Proliferación de preguntas, inseguridad ontológica, imposibilidad de resolver el conflicto, amplificación de las elipsis narrativas, vaciamiento del núcleo de sentido y por sobre todo, densificación de la delgada superficie material del filme. No hay, al parecer, emanación fantasmática sin alto rendimiento material del filme, o dicho de otro modo, lo fantasmático irrumpe en la medida que el lenguaje cinematográfico es sometido a las fuertes tensiones de los indecible. Todo esta en la puesta en forma y en la fe de los espectadores, como lo saben bien los mediums y espiritistas.

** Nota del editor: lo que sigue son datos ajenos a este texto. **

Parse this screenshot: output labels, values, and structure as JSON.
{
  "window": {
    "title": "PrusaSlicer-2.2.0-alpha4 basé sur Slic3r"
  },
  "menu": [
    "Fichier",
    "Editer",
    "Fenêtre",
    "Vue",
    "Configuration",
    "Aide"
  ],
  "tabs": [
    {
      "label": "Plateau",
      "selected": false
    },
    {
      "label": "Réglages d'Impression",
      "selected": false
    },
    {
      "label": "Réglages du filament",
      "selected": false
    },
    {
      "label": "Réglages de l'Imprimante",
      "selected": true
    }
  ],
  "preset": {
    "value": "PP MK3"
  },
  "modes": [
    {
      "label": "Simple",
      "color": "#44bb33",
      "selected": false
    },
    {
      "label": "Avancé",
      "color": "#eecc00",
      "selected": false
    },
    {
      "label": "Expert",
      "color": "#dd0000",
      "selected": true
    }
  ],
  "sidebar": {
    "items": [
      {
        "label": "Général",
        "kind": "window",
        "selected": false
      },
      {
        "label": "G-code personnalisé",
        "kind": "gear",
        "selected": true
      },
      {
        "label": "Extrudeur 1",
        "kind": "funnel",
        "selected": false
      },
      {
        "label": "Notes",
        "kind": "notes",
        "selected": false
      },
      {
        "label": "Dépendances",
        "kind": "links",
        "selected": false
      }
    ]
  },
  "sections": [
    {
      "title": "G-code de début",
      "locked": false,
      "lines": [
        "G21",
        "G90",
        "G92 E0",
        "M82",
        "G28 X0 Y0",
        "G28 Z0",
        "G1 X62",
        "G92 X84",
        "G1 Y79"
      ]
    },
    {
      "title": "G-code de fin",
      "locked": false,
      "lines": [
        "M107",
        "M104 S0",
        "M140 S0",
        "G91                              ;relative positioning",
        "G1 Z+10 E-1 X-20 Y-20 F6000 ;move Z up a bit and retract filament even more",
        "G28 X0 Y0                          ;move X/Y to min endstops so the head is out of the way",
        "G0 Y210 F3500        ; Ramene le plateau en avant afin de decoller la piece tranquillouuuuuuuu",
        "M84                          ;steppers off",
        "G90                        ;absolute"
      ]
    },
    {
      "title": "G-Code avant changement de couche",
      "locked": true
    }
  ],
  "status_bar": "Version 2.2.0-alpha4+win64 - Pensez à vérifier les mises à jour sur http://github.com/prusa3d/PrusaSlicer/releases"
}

Quizás el problema central de su cine, en tanto efectividad fantasmática, estriba en el intento por adecuarse a modelos emanados de formas de producción bastantes más desarrolladas que las nuestras, y de no intentar bosquejar un modelo de fantasmático adecuado a nuestro contexto y posibilidades. Es posible por otra parte, que no sea de su interés dicha búsqueda y que se sienta cómodo en la apropiación pasiva de elementos excesivamente codificados y lastrados de interpretaciones previas. Una gran cantidad de filme de horror actuales operan desde un conocimiento excesivo de las reglas de juego y de la erudición de su público, diseñando en esa medida construcciones a medida que por lo general no ofrecen grandes crisis experienciales. Quizás lo peor de esta tendencia de reutilización de códigos tan saturados es que no queda lugar para la densidad formal y mucho menos para ciertos de tensión experimental. Es así que muchos de estos filmes vienen pre codificados en su posibilidad interpretativa, no abriendo caminos para la aparición de significantes flotantes, capaces de cambiar la dirección de nuestra mirada y por sobre todo ofrecer una posibilidad de vivenciar una experiencia en donde la inquietud no este definida de antemano por estructuras narrativas sino por la dimensión material del filme.
Lo fantasmático habita en la superficie del filme, en la piel de la pantalla, tras esa dimensión evanescente, no resta más que la anécdota, el relato espectral que nos remite hacia la literatura y nos distancia de la experiencia de extrañamiento. Aún tenemos la posibilidad de eclipsar esa excesiva luminosidad que inunda nuestros filmes y abrirnos a la experiencia de la inquietud, en aquella dirección que podríamos denominar, lo fantasmático nacional. Solo esperamos a esa generación que habite en los sótanos de nuestros sueños.